I’m 42 years old. When I was a kid, my dad would leave for work at 6:30 in the morning, take a 30 minute bus ride from NJ to NYC, and come home from work everyday at 5:20. For 30 years. Never had to work late. Except one time, I think in 1979, when all the lights went out in NYC, in some huge power outage. He only got out early for my baseball games, lacrosse games, or my sister’s dance class. Not a lot. Every day, we’d eat dinner at 5:30. We’d clean up at 6:00. Then he’d go outside if the weather permitted, rake something, trim something, cut something, build something, or throw something away. And our property was only 50 X 100 feet. That’s not big; go ahead and measure it. And I don’t mean go to GoogleEarth and extrapolate a satellite image to figure out scale and so forth. I mean go and get a 12 inch wooden ruler with a steel edge, and flip it end over end fifty times to understand the frontage of our property. Double it, and that’s the depth. So that’s the size of the property. Not big at all. But plenty to keep him busy. In bad weather, he’d go to the basement, smoke a pipe (Captain Black tobacco), and work on a craft, or fix something that was broken, usually by me. Either inside or outside for the evening, he’d end up in the kitchen around 8:00 cutting up some fruit. He’d eat the fruit while reading the paper on the couch. He’d watch discovery channel, history channel, or a cop show. No sitcoms. Not down with the sitcoms. Up for a quick shower and to bed sometime before 11:00. Next day, repeat process. Weekends were for kids. This is how it was, and it wasn’t bad.
So what’s my point? Oh, right. My point. How could blogging have made this any better? It couldn’t. How could it have made it worse? Well, he was reading the NY Times, which has well-respected journalists who write coherent, well-researched, thought-provoking articles. High-end highly-educated editors review the work before it hits the presses. As for a blog? Not so much. I could be (and probably am) an idiot. There’s a good chance that if anyone takes the time to edit this, they can very likely be an even bigger idiot. Which supports my first argument: blogging is for idiots.

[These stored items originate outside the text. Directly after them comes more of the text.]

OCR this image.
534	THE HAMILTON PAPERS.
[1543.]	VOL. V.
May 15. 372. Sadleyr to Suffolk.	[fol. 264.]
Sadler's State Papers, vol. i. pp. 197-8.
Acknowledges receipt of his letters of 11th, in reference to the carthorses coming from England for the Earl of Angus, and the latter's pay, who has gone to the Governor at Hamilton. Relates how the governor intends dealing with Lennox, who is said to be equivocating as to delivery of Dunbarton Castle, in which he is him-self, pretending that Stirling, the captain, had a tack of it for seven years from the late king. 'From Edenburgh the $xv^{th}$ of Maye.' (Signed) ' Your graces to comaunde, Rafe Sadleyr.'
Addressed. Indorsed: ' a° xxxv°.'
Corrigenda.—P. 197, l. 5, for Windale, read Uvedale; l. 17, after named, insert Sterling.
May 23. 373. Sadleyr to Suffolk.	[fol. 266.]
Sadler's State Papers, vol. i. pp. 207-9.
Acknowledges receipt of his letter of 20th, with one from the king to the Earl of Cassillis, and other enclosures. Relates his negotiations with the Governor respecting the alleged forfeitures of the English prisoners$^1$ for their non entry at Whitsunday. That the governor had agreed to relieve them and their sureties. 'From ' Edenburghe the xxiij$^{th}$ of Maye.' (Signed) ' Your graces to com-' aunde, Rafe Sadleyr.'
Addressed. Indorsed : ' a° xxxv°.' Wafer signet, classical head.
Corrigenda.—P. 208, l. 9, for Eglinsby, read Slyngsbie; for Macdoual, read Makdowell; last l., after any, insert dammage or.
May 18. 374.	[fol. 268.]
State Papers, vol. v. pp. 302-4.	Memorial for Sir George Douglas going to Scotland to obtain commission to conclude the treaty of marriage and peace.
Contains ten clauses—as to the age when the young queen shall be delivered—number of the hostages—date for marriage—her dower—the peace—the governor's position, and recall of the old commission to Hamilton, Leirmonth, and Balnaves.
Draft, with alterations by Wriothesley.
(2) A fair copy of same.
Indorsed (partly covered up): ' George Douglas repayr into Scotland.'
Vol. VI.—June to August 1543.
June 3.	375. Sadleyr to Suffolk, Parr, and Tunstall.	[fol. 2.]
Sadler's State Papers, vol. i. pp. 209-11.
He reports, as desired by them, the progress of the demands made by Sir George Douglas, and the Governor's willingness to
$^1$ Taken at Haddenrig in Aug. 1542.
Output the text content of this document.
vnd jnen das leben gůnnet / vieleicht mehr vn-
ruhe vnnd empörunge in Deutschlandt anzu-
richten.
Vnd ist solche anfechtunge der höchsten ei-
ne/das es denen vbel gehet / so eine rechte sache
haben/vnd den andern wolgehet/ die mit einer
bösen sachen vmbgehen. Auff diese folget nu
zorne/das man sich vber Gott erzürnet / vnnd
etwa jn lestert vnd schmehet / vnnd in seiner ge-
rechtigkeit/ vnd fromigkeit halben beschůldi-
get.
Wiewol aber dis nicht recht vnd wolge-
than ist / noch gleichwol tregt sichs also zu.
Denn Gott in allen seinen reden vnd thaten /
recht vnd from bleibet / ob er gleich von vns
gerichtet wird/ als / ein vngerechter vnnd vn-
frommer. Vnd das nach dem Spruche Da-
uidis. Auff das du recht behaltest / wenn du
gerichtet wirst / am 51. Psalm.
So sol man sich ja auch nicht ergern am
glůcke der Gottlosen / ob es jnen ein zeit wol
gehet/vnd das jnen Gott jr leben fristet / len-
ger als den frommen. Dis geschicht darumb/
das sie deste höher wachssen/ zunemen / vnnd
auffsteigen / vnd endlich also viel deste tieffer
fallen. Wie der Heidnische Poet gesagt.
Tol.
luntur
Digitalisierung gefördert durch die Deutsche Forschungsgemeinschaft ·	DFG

What’s my other point? What if dad didn’t spend all of that time outside in the fresh air, exercising his hands and body with physical labor? Clearing his head of the stresses of the day (mechanical engineers need to do that). He would not have been in nearly as good of physical shape as he was. He was strong enough to work full-time, take care of a house, raise two kids, and live long enough to see all four grandchildren. If he had spent his time blogging, one has to wonder how his health would have turned out. It may be a leap to say that blogging could actually kill you, but I can say with complete certainty that sitting around excessively blogging will make you obese, foul-smelling, and eventually diabetic (I have no actual references, but I’m sure it’s true).
Ok, so I’m manic. I’m writing my first blog and I use wikipedia and I occasionally use a cell phone, but I truly think they’re all stupid. I’m a paradox. An enigma. I’m inconsistent and ambiguous. But I remain steadfast that blogging is for idiots. iPods too. Don’t get me started on iPods.